You may ask questions at any time, but you will not be able to see them until the chat begins at 11 a.m. Tuesday. To avoid confusion, we will make the questions live once the answer is available so it is clear which answer goes with which question.
Welcome to our tax chat. We have many people to answer your questions.
Did you check if you qualify for any of the exceptions? There are a few of those. As for the offer in compromise, you can do that at any time.
If you pay the fees out side of your IRA then you can direct. If the IRA fund pays the fee then you cannot.
Assuming you lived with your spouse and since you are married at the last day of the year, you will file as married filing jointly.
Anna, You should go ahead and still file on time. The IRS can work out a payment agreement for both years. One can always file on time even if they owe tax. Once you have been formaly billed, you should contact the IRS about a payment plan.
To be certain, your business activity on the Schedule C ended in 2013? If yes, you'll indicate on the Schedule C filed in 2013 that it is the last year. No separate filing, as far as income tax compliance is required.

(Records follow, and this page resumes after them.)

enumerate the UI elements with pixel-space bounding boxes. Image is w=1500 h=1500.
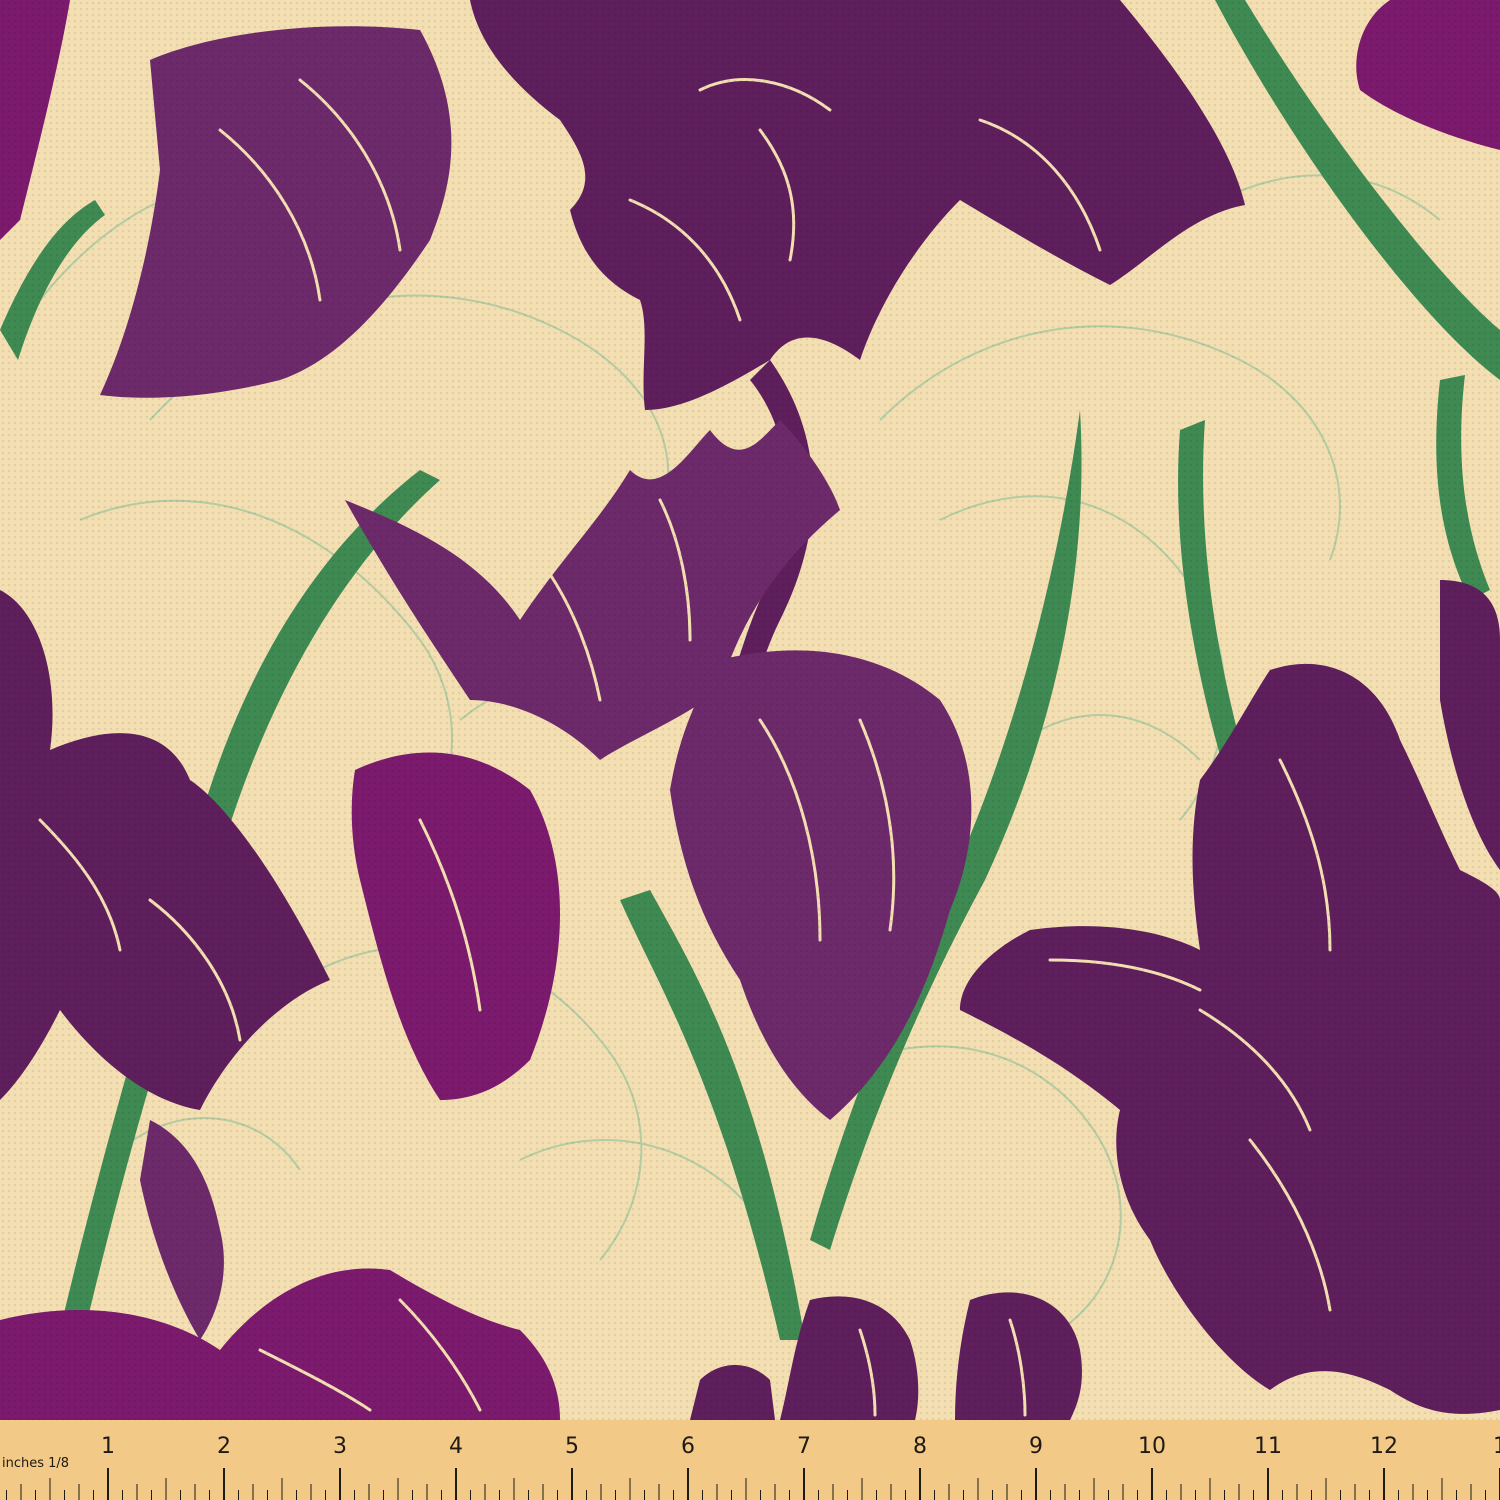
ruler-number: 10 xyxy=(1138,1434,1166,1459)
ruler-number: 5 xyxy=(565,1434,579,1459)
ruler-number: 12 xyxy=(1370,1434,1398,1459)
ruler-number: 3 xyxy=(333,1434,347,1459)
ruler-number: 1 xyxy=(101,1434,115,1459)
ruler-number: 1 xyxy=(1493,1434,1500,1459)
ruler-number: 7 xyxy=(797,1434,811,1459)
ruler-number: 9 xyxy=(1029,1434,1043,1459)
ruler-number: 11 xyxy=(1254,1434,1282,1459)
fabric-weave-texture xyxy=(0,0,1500,1420)
ruler-number: 4 xyxy=(449,1434,463,1459)
iris-fabric-pattern xyxy=(0,0,1500,1500)
measuring-ruler: 1234567891011121 inches 1/8 xyxy=(0,1420,1500,1500)
ruler-unit-label: inches 1/8 xyxy=(2,1456,69,1471)
ruler-number: 2 xyxy=(217,1434,231,1459)
ruler-number: 8 xyxy=(913,1434,927,1459)
ruler-number: 6 xyxy=(681,1434,695,1459)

Unfortunately, the credits and deduction for education are only available for your 23 year old if he/she is not your dependent. The credit goes to whoever can claim the personal exemption, regardless of who paid it, you or her/him. If your 23 year old claims their own exemption, then he/she would be able to claim the education credit even for the amounts you paid.
Jim, You are not allowed to deduct the cost of your own time as wages when working on your rental properties. You should however keep track of the time you spend attending to your rentals so that you can show you are materially participating in the activity.
When you receive a form 1099-MISC for work done you have to either report it on a Schedule C if you are self-employed or at the very minimum on line 21 of form 1040 and also complete Schedule SE. In either situation you are responsible for self-employment taxes.
Jeffhartman, this question unfortunately requires more information. You may have received this stock with zero basis or not. Assuming this may be the type of transaction covered under IRC 1258, there is a formula to follow. In this case, you may be best served by a tax professional to make sure you get it right.
The tax preparation costs vary widely. The problem with Turbo Tax is 'It is only as good as the person's knowledge on the other side of the keyboard. That CPA's quote is around the norm.
It is important to first understand who is entitled to take the loss from the farm. If your neice is legally entitled to take the loss, she should report it on her federal form 1040. For federal taxes, Form 1040 and Schedule F, it doesn't matter if there was a farm loss. Always report the true, correct farm income or (loss) for each year. Generally, and understand that I don't have experience with the State of Iowa taxes, most, if not all of the 50 States, want taxpayers to correctly and accurately report income or (losses) from farming. Most likely, the State of Iowa would require recipients of a farming loss to report the loss. It would not matter if there was no money received by your neice.
Mise: you will not be subject to the 6% excise tax if the excess plus the income earned on it is withdrawn by the due date of the tax return, including extensions. The excess amount withdrawn is not included in gross income provided no deduction was claimed for it.
I apologize, a few answers are coming in before the questions are posted.
Generally speaking, proceeds from an insurance policy you pay for are not taxable. If you receive the proceeds in installment payments, any interest on this would be taxable and should be included in income for the year received.
Dear M: You need to use the years software of the return that you amending. The form required is a 1040X.
Steve, yes you do need an ITIN to file the tax return and file a joint return. She should apply for it right away. However, if she didn't have any income you may be able to file a return as married filing separate and still claim her exemption. You can also go back and amend the return once she gets her ITIN and file it as a married joint return.
When you inherited the vacation home, it would have come to you with a "stepped up" basis, the fair market value at the time of death. Your potential tax liability would be based on the gain over that value. So, if you sold it for more than that inherited value, you would have a taxable capital gain ... or a tax-sheltering loss if it sold for less.
The spousal exclusion prevents property transferred between spouses from being taxed at that time, so you don't have to worry about taxes until the time you sell lthe property.
Kyle: I believe you are referring to nonqualified stock options and they are reported as compensation on your W-2. The 1099-B is also issued but your basis is the amount included in your compensation.
Since you took the minimum distribution for 2013 in 2014 you will have to include it in the 2014 tax return, so next year.
Yes he can contribute to a Roth the full $5000.